Center for Biological Physics, Arizona State University, Tempe, Arizona; Department of Physics, Arizona State University, Tempe, Arizona.
Department of Biomedical Engineering, University of California Irvine, Irvine, California; Laboratory of Fluorescence Dynamics, The Henry Samueli School of Engineering, University of California Irvine, Irvine, California.
Biophys J. 2023 Feb 21;122(4):672-683. doi: 10.1016/j.bpj.2023.01.014. Epub 2023 Jan 19.

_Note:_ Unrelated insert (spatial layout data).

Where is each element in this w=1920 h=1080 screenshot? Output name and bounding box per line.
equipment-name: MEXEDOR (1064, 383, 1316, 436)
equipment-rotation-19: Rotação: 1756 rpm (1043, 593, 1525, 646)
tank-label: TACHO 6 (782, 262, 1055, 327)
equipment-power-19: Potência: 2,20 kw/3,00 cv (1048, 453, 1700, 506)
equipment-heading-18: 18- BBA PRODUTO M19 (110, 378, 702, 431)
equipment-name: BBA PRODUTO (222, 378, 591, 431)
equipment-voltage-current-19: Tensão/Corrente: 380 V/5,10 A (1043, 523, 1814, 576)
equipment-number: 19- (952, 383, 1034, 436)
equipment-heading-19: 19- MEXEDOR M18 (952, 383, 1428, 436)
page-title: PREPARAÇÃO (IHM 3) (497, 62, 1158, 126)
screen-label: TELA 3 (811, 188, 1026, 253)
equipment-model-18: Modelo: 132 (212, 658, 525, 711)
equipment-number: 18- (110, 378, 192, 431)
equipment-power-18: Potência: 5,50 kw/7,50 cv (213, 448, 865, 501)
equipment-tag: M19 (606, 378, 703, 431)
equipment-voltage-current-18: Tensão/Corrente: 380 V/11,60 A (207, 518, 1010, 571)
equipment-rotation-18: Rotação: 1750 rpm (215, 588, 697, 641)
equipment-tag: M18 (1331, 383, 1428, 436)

Fluorescence lifetime imaging captures the spatial distribution of chemical species across cellular environments employing pulsed illumination confocal setups. However, quantitative interpretation of lifetime data continues to face critical challenges. For instance, fluorescent species with known in vitro excited-state lifetimes may split into multiple species with unique lifetimes when introduced into complex living environments. What is more, mixtures of species, which may be both endogenous and introduced into the sample, may exhibit 1) very similar lifetimes as well as 2) wide ranges of lifetimes including lifetimes shorter than the instrumental response function or whose duration may be long enough to be comparable to the interpulse window. By contrast, existing methods of analysis are optimized for well-separated and intermediate lifetimes. Here, we broaden the applicability of fluorescence lifetime analysis by simultaneously treating unknown mixtures of arbitrary lifetimes-outside the intermediate, Goldilocks, zone-for data drawn from a single confocal spot leveraging the tools of Bayesian nonparametrics (BNP). We benchmark our algorithm, termed BNP lifetime analysis, using a range of synthetic and experimental data. Moreover, we show that the BNP lifetime analysis method can distinguish and deduce lifetimes using photon counts as small as 500.
荧光寿命成像技术采用脉冲激发共焦设置,可捕获细胞环境中化学物质的空间分布。然而,寿命数据的定量解释仍然面临着严峻的挑战。例如,当已知的体外激发态寿命的荧光物质被引入复杂的活体环境中时,可能会分裂成具有独特寿命的多个物质。更有甚者,可能既有内源性的也有引入到样本中的物质的混合物,其寿命可能具有以下特征:1)非常相似;2)寿命范围很宽,包括比仪器响应函数短的寿命,或者寿命可能足够长,可以与脉冲间隔窗口相媲美。相比之下,现有的分析方法是针对分离良好且处于中间寿命范围的物质进行优化的。在这里,我们通过利用贝叶斯非参数化(BNP)的工具,同时处理来自单个共焦点的任意寿命的未知混合物(处于中间、黄金区域之外)的数据,拓宽了荧光寿命分析的适用性。我们使用一系列合成和实验数据来对我们的算法(称为 BNP 寿命分析)进行基准测试。此外,我们还表明,BNP 寿命分析方法可以使用少至 500 个光子计数来区分和推断寿命。